Dans cette étude, l’écrivain russe passe de beaucoup en atrocité le romancier français. Mais qui pourrait distiller la terreur comme ce Dostoïevsky dont on a dit : « Sa puissance d’épouvante est trop supérieure à la résistance nerveuse d’une organisation moyenne. » D’ailleurs, il avait, pour traiter un semblable sujet, un avantage que M. Hector Malot ne lui enviera pas. Il était épileptique et, par cela même, en communion directe avec ces âmes qu’une obscure maladie voue au crime et qu’un physiologiste moderne propose de désigner sous le nom d’épileptoïdes.

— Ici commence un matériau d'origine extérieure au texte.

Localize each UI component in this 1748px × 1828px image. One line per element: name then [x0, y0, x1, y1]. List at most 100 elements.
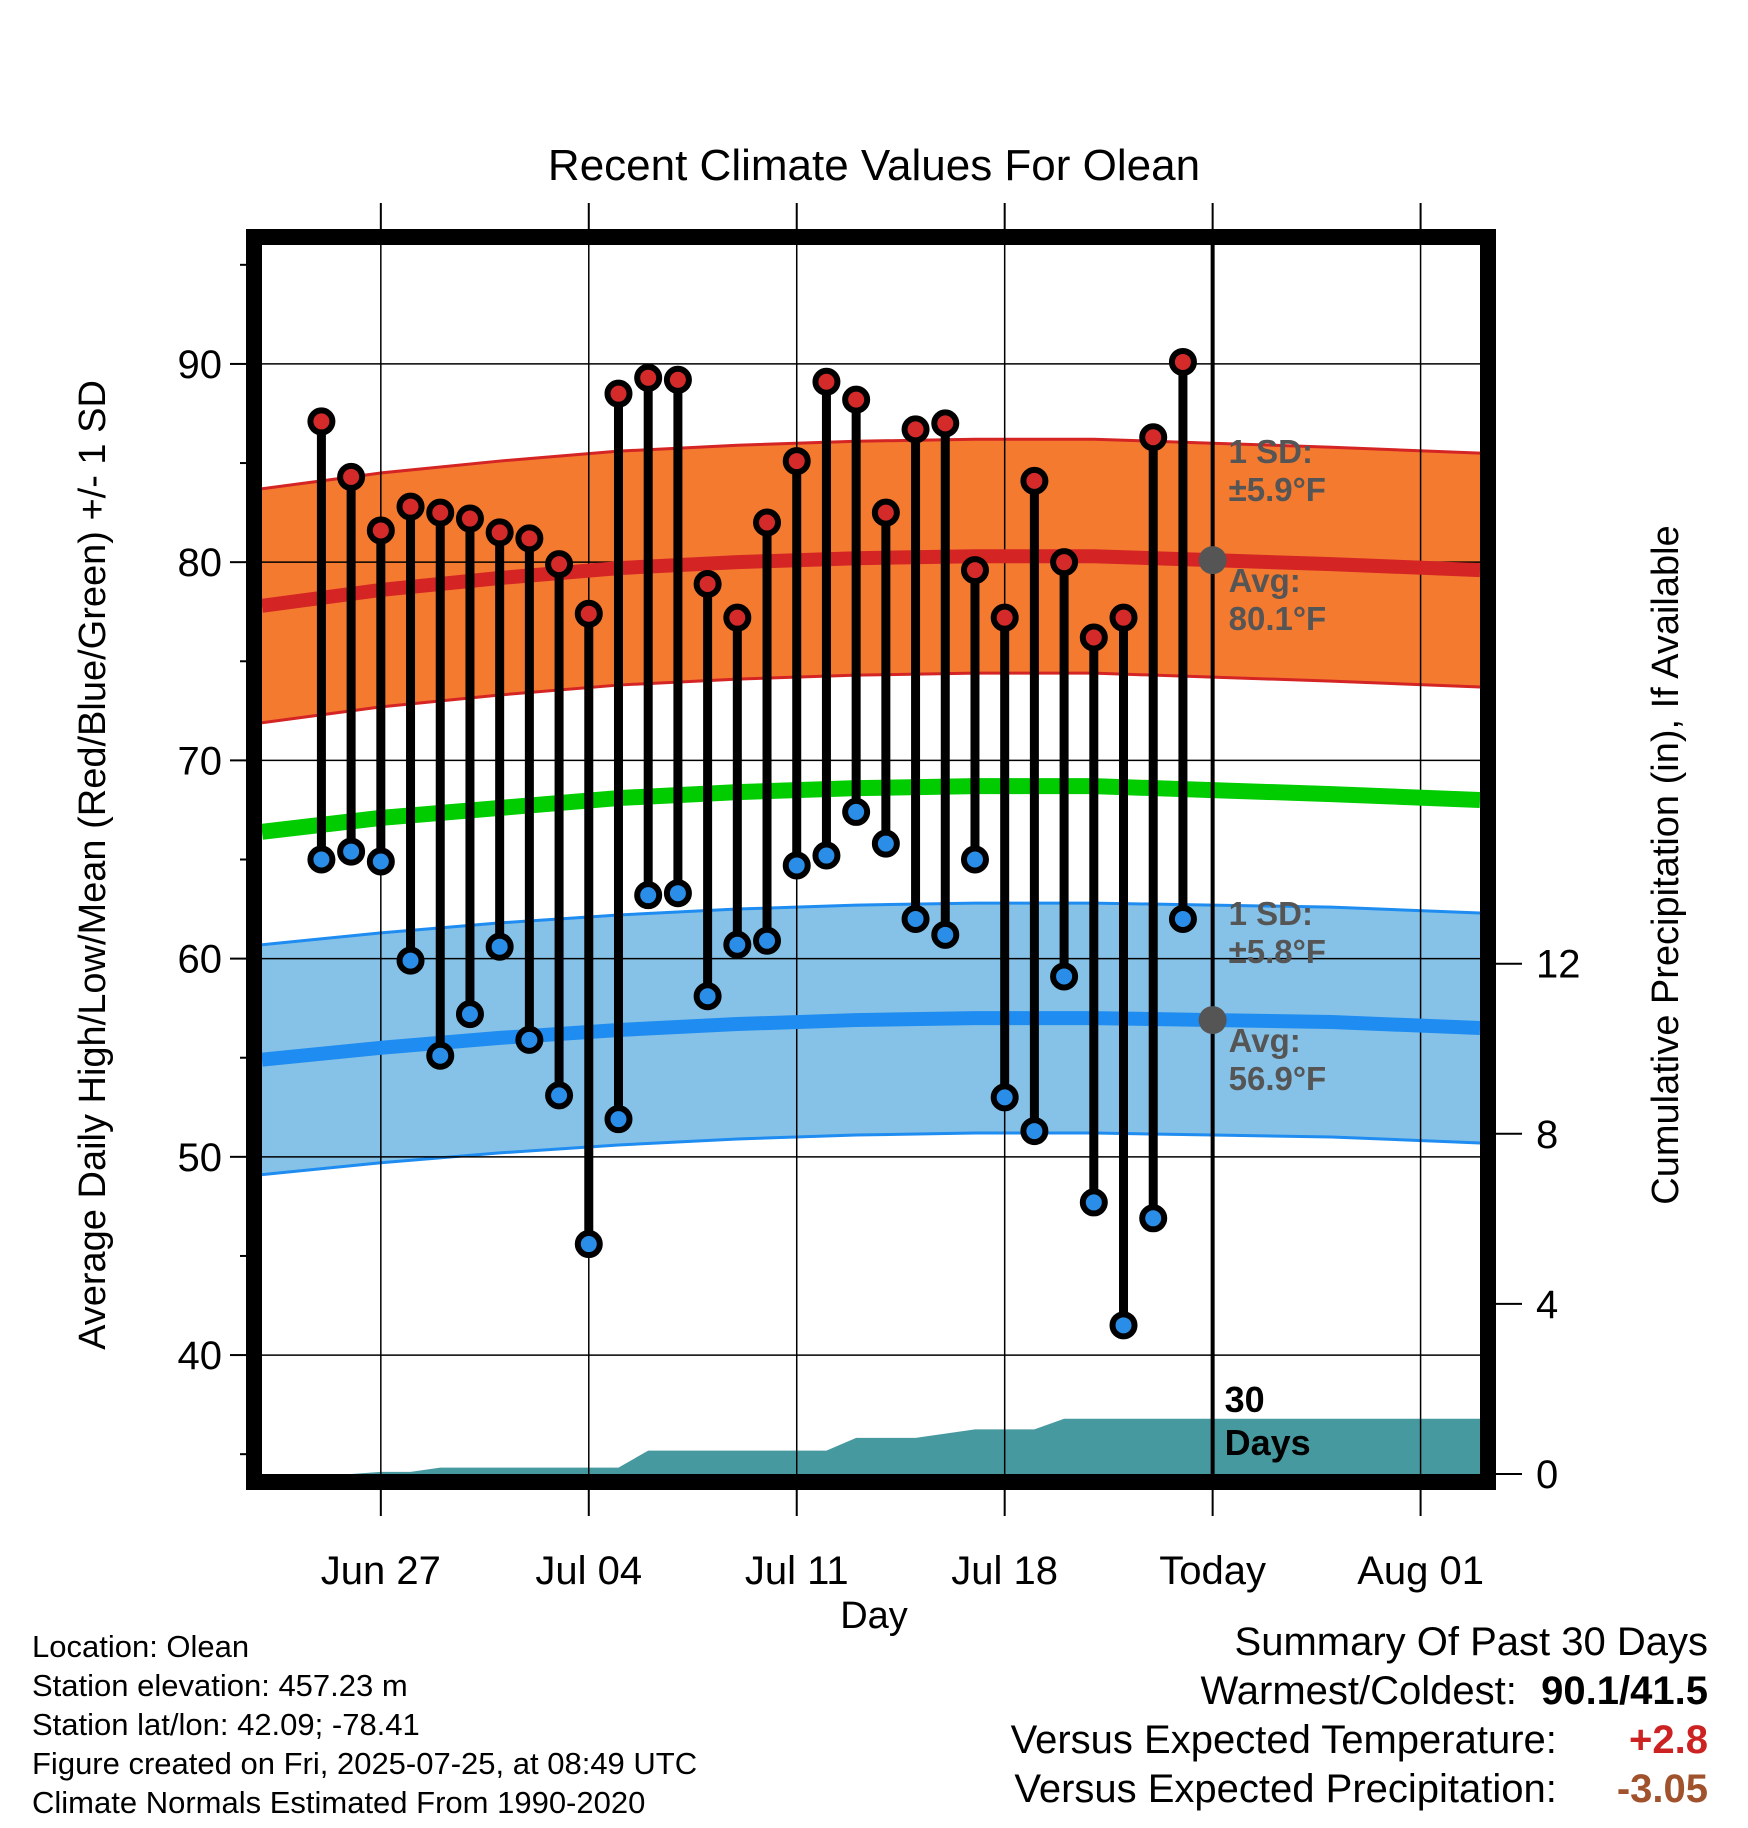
low-sd-upper-edge: [262, 901, 1480, 947]
low-temp-point: [426, 1041, 455, 1070]
summary-temp-value: +2.8: [1629, 1718, 1708, 1762]
station-info: Location: Olean Station elevation: 457.2…: [32, 1627, 697, 1822]
low-temp-point: [931, 920, 960, 949]
high-temp-point: [485, 518, 514, 547]
summary-warm-cold-label: Warmest/Coldest:: [1200, 1669, 1517, 1713]
low-temp-point: [842, 797, 871, 826]
low-temp-point: [366, 847, 395, 876]
today-avg-high-marker: [1198, 546, 1227, 575]
summary-precip-row: Versus Expected Precipitation: -3.05: [1011, 1765, 1708, 1814]
x-tick-label: Jul 11: [745, 1549, 849, 1593]
y-right-tick-label: 0: [1536, 1453, 1558, 1497]
info-latlon: Station lat/lon: 42.09; -78.41: [32, 1707, 420, 1742]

Cette maladie nerveuse le travaillait quand il écrivait Crime et Châtiment. Il eut, pendant la composition du livre, des accès terribles. « L’abattement où ils me plongent, dit-il, est caractérisé par ceci : Je me sens un grand criminel ; il me semble qu’une faute inconnue, une action scélérate pèsent sur ma conscience. » De là cette sympathie qui l’attachait à son malheureux Raskolnikof.

Oui, malheureux, car c’est être malheureux que d’être criminel. Les méchants sont bien dignes de pitié et je ne suis pas éloigné de comprendre la folie de ce prêtre catholique dont le cœur saignait à la pensée des souffrances de Judas Iscariote. « Judas, se disait-il, a accompli les prophéties ; en livrant Jésus il a fait ce qui était annoncé et concouru à l’accomplissement du mystère de la Rédemption. Le salut du monde est attaché à son crime. Judas fit le mal ; mais ce mal était nécessaire. Faut-il qu’il soit damné pour l’éternité ? » Ce prêtre agita longtemps cette idée dans sa tête, et il finit par en être absolument possédé. Il en souffrait beaucoup, car elle contrariait la foi de son âme, la foi de sa vie Pour échapper au trouble qui l’envahissait, il eut recours aux jeûnes et aux prières. Mais, au milieu des actes de foi et des œuvres de pénitence, il ne demandait à Dieu qu’une chose, le pardon de Judas. En ce temps de crise morale, il était un des vicaires de Notre-Dame de Paris. Une nuit, il entra par une petite porte dont il avait la clef dans la cathédrale déserte et silencieuse, qu’éclairait confusément la lune. Il s’avança jusqu’au pied du maître-autel, et là, s’étant prosterné le front sur la dalle, il fit cette prière :

« Mon Dieu, Dieu de justice et de bonté, s’il est vrai, comme j’en ai l’intime créance, que vous avez pardonné au plus malheureux de vos disciples, faites-moi connaître par un signe certain cette ineffable merveille de votre miséricorde. Envoyez à votre serviteur l’apôtre Judas qui siège aujourd’hui à votre droite parmi vos élus. Que l’Iscariote vienne de votre part et qu’il pose sa main sur mon front prosterné ! Par ce signe, je serai sacré prêtre du pardon, selon l’ordre de Judas, et j’annoncerai aux hommes la bonne nouvelle que vous m’avez révélée. »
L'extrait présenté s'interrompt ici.